Thirty years ago, Republicans would probably have marginalized them and, for those enmeshed in more serious problems, tried to ease them out of office quickly and quietly. Now? They’re among the most visible Republicans, not because of scandal-mongering media, but because these are the folks that the party wants to promote. Has anyone in the party even called for Florida’s Matt Gaetz to resign if the sex-trafficking charges against him are true? Certainly not many.

The behavior that the Democratic Party tries to winnow out is what the current Republican Party and its party-aligned media rewards. And it’s having the effect that one would expect.”

In related news, Mark McCloskey, the gun-waving St. Louis man who, with his wife beside him, threatened peaceful BLM protestors a few months back, has decided to run for the Senate.
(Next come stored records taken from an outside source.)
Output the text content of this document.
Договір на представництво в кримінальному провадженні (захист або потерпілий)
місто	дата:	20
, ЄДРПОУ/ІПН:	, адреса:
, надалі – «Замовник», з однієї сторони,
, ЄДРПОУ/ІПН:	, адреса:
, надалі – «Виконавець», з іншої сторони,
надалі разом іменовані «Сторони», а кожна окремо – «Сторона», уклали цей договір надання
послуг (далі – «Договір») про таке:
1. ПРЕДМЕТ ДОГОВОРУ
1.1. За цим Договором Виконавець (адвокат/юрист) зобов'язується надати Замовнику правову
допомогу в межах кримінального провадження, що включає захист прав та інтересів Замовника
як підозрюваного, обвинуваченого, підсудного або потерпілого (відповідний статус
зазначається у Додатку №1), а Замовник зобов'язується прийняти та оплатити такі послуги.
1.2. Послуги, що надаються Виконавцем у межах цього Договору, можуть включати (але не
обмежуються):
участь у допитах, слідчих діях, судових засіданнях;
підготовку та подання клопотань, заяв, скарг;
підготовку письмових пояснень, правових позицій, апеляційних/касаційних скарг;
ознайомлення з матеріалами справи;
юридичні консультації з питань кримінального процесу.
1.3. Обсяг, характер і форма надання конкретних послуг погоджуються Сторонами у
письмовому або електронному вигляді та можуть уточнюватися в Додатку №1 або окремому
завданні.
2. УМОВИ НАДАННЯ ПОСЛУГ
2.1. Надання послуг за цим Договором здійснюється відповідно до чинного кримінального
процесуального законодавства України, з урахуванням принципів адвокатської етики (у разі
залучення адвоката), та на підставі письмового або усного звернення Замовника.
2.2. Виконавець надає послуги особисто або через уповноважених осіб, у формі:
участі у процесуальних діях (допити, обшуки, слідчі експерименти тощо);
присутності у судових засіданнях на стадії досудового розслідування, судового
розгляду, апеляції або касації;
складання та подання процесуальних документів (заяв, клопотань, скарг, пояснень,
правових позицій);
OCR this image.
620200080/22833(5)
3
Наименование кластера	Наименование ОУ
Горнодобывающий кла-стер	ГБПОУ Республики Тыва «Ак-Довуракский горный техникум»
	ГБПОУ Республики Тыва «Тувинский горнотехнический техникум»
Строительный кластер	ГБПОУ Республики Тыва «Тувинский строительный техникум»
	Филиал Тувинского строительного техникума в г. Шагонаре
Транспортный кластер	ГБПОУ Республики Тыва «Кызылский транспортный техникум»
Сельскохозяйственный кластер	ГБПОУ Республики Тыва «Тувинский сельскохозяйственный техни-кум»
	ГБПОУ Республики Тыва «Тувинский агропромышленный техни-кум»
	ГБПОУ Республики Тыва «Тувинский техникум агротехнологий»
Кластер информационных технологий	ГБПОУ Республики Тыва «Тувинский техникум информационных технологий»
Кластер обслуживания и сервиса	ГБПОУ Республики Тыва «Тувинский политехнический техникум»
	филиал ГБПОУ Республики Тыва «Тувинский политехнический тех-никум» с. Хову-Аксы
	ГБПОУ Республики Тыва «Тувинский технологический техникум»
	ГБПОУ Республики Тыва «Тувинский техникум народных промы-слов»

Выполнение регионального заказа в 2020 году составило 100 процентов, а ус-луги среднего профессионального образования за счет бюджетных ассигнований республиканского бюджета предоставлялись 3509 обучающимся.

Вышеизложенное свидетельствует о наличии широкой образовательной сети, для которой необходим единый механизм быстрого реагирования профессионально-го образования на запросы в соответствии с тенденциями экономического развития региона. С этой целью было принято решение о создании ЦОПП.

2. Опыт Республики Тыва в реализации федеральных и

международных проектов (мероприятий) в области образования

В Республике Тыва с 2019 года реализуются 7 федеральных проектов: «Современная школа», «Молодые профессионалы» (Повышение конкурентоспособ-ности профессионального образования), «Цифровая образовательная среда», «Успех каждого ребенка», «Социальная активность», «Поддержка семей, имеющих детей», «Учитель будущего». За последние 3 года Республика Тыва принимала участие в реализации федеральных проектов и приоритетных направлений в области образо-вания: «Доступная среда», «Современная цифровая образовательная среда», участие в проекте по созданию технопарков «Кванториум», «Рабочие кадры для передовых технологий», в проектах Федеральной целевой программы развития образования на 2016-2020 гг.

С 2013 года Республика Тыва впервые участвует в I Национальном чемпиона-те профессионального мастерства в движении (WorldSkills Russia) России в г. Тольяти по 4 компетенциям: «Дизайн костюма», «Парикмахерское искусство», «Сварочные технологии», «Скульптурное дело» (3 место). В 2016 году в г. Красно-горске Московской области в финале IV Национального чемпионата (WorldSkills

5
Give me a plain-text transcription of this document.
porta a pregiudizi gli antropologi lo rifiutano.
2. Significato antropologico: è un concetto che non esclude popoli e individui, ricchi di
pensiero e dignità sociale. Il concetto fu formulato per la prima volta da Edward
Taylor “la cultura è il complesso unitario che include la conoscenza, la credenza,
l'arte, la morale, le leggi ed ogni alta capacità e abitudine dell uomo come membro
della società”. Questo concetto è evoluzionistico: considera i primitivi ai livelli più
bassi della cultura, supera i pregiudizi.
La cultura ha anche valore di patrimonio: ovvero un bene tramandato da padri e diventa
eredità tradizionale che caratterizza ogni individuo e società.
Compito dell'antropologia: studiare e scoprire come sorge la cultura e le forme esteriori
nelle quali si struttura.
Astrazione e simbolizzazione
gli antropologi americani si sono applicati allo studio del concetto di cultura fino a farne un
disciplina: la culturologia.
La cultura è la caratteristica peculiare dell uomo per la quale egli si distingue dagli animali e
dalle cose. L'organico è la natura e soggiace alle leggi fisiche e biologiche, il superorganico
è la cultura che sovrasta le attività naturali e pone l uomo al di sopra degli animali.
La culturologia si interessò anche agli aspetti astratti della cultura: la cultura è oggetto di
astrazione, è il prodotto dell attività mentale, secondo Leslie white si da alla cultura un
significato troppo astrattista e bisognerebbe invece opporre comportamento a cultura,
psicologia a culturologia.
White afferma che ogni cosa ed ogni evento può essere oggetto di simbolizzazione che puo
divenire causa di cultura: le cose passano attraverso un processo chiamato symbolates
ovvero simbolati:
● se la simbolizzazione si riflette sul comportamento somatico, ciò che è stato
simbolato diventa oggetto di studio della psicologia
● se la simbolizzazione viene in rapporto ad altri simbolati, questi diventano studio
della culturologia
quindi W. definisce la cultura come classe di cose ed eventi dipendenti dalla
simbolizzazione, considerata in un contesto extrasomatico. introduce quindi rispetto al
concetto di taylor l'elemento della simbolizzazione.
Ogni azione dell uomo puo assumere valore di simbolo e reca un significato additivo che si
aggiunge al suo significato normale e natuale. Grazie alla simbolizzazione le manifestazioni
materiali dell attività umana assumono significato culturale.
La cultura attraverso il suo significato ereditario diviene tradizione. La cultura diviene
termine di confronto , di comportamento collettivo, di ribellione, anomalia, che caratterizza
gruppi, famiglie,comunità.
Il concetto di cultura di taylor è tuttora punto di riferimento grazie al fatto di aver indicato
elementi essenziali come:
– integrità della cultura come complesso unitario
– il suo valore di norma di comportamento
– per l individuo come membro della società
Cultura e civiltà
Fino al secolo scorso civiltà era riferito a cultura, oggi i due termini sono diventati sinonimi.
McCloskey to Tucker Carlson: “God came knocking on my door disguised as an angry mob. If we don’t stand up now and take this country back, it’s going away.”

God once again proves to be a hell of a recruiter. I see a long future ahead for McCloskey in the Republican Party.

And here’s another candidate with prospects:

“In Wyoming, state Sen. Anthony Bouchard (R), a leading primary challenger to U.S. Rep. Liz Cheney (R), shared a secret from his past with the Casper Star Tribune: When Bouchard was 18, he impregnated a 14-year-old girl, and married her in Florida when she was 15. They divorced when she was 18 and the unidentified young woman committed suicide at the age of 20.”